Like a misguidedly ethnocentric anthropologist, Daisy was experiencing some degree of difficulty in understanding the British traditional celebration of November 5 as being Guy Fawkes Day. After all, she hailed from a country where just cause for a holiday tended to be more black and white. You waved flags on the Fourth, because you had won the war; you marked December 7 off as a day of remembrance because the Japanese had bombed Pearl Harbor. It therefore seemed downright peculiar to be commemorating a day by, in effect, magnifying the positive within a potential negative; hard to credit one of the most rained upon and reigned upon cultures in the history of the world being possessed of a more optimistic outlook than their American counterparts. But then, there you had it.

Guy Fawkes Day, for the uninitiated, represented the national observance of the 1605 failure of the eponymous malcontent to blow up the Houses of Parliament. This accentuation on the bright side, with its insistently upbeat focus on an event that did not in fact occur, impressed one as being something akin to the Americans creating a Squeakie Fromme Day ("Thank God that little twerp didn't succeed in shootin' Ford. Maw, let's all have us a weenie roast!") or, perhaps, a Day of Bay of Pigs (what with the American propensity for creating acronyms everywhere, it could become known as Do-BoP, which could be kind of cool). Could the Benedict Arnold White Sale be so very far behind?

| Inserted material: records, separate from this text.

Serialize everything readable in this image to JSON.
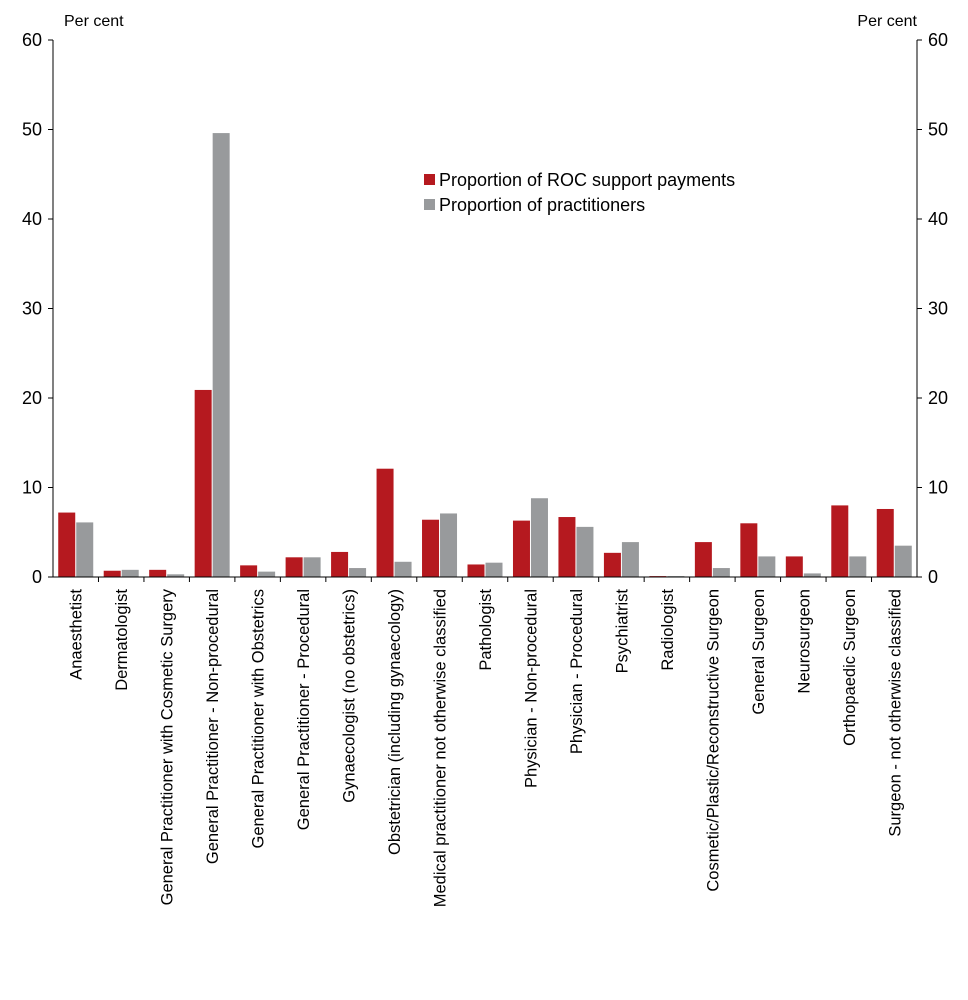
{
  "chart_data": {
    "type": "bar",
    "title": "",
    "title_color": "#c0141b",
    "y_unit_left": "Per cent",
    "y_unit_right": "Per cent",
    "ylim": [
      0,
      60
    ],
    "yticks": [
      "0",
      "10",
      "20",
      "30",
      "40",
      "50",
      "60"
    ],
    "grid": false,
    "legend_position": "upper-middle-right",
    "categories": [
      "Anaesthetist",
      "Dermatologist",
      "General Practitioner with Cosmetic Surgery",
      "General Practitioner - Non-procedural",
      "General Practitioner with Obstetrics",
      "General Practitioner - Procedural",
      "Gynaecologist (no obstetrics)",
      "Obstetrician (including gynaecology)",
      "Medical practitioner not otherwise classified",
      "Pathologist",
      "Physician - Non-procedural",
      "Physician - Procedural",
      "Psychiatrist",
      "Radiologist",
      "Cosmetic/Plastic/Reconstructive Surgeon",
      "General Surgeon",
      "Neurosurgeon",
      "Orthopaedic Surgeon",
      "Surgeon - not otherwise classified"
    ],
    "series": [
      {
        "name": "Proportion of ROC support payments",
        "color": "#b5191f",
        "values": [
          7.2,
          0.7,
          0.8,
          20.9,
          1.3,
          2.2,
          2.8,
          12.1,
          6.4,
          1.4,
          6.3,
          6.7,
          2.7,
          0.1,
          3.9,
          6.0,
          2.3,
          8.0,
          7.6
        ]
      },
      {
        "name": "Proportion of practitioners",
        "color": "#989a9c",
        "values": [
          6.1,
          0.8,
          0.3,
          49.6,
          0.6,
          2.2,
          1.0,
          1.7,
          7.1,
          1.6,
          8.8,
          5.6,
          3.9,
          0.1,
          1.0,
          2.3,
          0.4,
          2.3,
          3.5
        ]
      }
    ]
  }
}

Yet, if Daisy was having a tough time figuring out how the supposedly grim, stiff-upper-lip Brits had managed to outpace her own people in the lightheartedness department-through their blithely incisive appreciation of the fine art of barely averted disaster-she was finding that she was experiencing zippo trouble in reaping the rewards of the celebratory fallout. For, if the temporarily distant and wholly irrelevant fact that some overzealous sniveler with a bad aim had failed to level, through lobbing as opposed to lobbying, an entire legislative body-and this, some three hundred and ninety years previous-meant that on this day Daisy would be able to stand amid the protective camouflaging of an arbor of trees, while fireworks exploded overhead and her favorite beau stood with his arms about her, nuzzling her neck and snugly holding her from behind, then she was all for it. Damn the torpedoes and try not to drown.

"Fuvrthawtf mm mm mm eed?" enquired the Future King of England, almost drowsily.

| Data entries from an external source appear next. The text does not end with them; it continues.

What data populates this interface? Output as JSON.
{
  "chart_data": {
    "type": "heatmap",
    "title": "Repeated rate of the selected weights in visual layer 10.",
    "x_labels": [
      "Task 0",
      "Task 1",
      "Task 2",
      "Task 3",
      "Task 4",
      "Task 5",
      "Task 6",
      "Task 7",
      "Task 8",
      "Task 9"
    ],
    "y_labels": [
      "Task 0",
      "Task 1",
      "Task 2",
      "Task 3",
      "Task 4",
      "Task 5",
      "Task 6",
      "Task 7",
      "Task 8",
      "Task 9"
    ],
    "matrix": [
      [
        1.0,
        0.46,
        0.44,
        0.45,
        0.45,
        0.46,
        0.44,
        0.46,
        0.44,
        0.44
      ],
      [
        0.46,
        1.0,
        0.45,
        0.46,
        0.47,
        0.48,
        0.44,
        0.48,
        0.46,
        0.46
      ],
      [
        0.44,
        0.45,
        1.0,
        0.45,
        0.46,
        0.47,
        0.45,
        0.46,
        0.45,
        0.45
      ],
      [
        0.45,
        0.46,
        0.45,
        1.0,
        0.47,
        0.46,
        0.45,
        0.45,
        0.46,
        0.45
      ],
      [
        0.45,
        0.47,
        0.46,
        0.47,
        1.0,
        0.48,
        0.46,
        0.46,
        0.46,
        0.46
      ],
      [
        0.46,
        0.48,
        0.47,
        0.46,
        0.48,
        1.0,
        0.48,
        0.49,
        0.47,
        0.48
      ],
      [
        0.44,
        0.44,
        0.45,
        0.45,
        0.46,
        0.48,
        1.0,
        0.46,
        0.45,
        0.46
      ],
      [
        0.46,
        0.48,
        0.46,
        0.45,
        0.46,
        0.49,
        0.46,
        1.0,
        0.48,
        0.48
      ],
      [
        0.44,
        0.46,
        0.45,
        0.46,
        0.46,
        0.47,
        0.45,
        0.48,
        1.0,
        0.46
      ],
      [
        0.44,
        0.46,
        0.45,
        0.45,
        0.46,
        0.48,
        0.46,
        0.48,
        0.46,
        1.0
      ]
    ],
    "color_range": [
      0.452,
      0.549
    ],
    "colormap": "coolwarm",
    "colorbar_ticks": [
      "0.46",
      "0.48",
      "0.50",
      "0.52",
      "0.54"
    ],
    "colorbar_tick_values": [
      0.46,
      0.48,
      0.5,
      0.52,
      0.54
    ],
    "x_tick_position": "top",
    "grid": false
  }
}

"What?" Daisy giggled, shrugging a shiver as he nibbled on one of her earlobes.

"Fsowoodu mm mm mm mm mm mm mm me?"

"What?" she asked a second time, as he proceeded to attack the other ear. It would appear that elocution and romance made for a strange stew. Daisy wriggled out of his embrace and, turning, faced him. "I can't hear a word you're saying when your nose is in my ear," she laughed. "What did you say?"

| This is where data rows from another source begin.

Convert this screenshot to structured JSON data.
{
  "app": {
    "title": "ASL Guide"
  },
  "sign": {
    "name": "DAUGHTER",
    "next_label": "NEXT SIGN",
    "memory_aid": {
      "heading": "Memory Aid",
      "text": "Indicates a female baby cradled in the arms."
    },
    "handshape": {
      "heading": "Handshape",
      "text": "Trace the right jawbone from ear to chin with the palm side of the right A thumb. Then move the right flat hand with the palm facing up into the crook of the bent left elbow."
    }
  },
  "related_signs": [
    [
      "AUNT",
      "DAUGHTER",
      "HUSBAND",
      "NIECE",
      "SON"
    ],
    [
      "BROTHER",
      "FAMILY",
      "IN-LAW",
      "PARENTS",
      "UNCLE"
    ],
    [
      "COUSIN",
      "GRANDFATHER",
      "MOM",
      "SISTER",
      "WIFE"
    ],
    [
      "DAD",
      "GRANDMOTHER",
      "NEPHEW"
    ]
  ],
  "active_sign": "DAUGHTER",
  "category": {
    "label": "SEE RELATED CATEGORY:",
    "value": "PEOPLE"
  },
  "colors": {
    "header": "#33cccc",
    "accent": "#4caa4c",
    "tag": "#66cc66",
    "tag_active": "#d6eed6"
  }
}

"I said, or rather, asked, 'Have you ever thought of getting married?'"

"Oh, Charles," Daisy whisper-sighed, supporting her elbow with one hand, while the other hand covered her mouth, in an attempt to either keep the flies from coming in through that orifice or to prevent anything truly idiotic from flying out. "Are you nuts?"

Eschewing military advice, the Prince decided to ignore the question of his temporary sanity for the time being, choosing to proceed without caution instead.